Sloped RCC. Rogers states that placing RCC at a steep 4:1 angle in the main spillway without forms was a first. Using Trackhoes with custom-built vibrating plates to create and shape the emergency spillway “auditorium” steps was also a first.

Project duration. The time frame to do the work was very short and was driven by the need to create a useable spillway for the 2017 flood season. The same was true for the 2018 construction season; the spillway had to be ready for the 2018 flood season starting on Nov 1.

Fire. Northern California experienced its deadliest wildfire season in the fall of 2018. The Oroville Dam is located 17 miles away from the town of Paradise and the Camp Fire. Workers were exposed to smoke from the fire and some were evacuated from their homes. There were also evacuation plans for the jobsite if needed.

Ready for use

The contract allowed for 165 construction days for the two seasons of work. When the spillway was first used on Feb. 7, 2017, a water flow of 52,250 cfs produced the first damage to the 24-inch thick spillway floor.

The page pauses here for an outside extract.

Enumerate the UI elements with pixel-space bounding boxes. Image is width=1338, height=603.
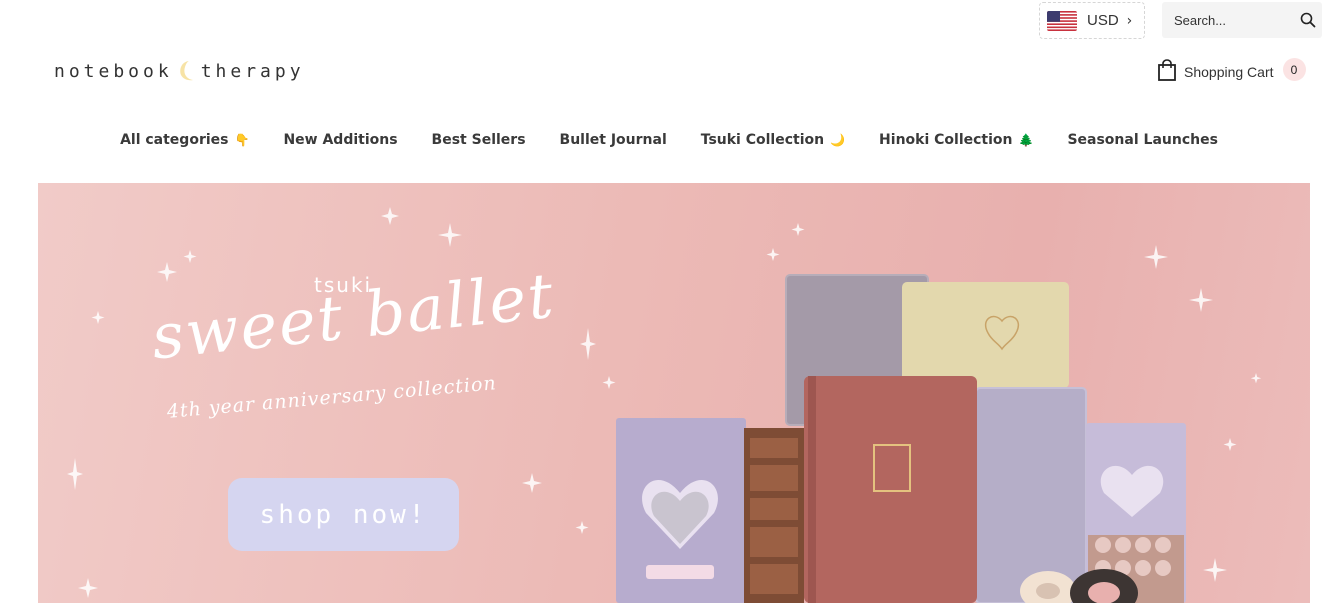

In the succeeding next few days, main spillway flows were increased to 100,000 cfs in the spillway and water also flowed over the emergency spillway. By the time the high water levels began to recede the main spillway was damaged and out of commission. The emergency spillway was not damaged but uphill erosion threatened the structure. But now with the final completion of the construction anticipated in the summer of 2019, the main spillway is much stronger and engineers predict that 270,000 cfs water flows will be safe.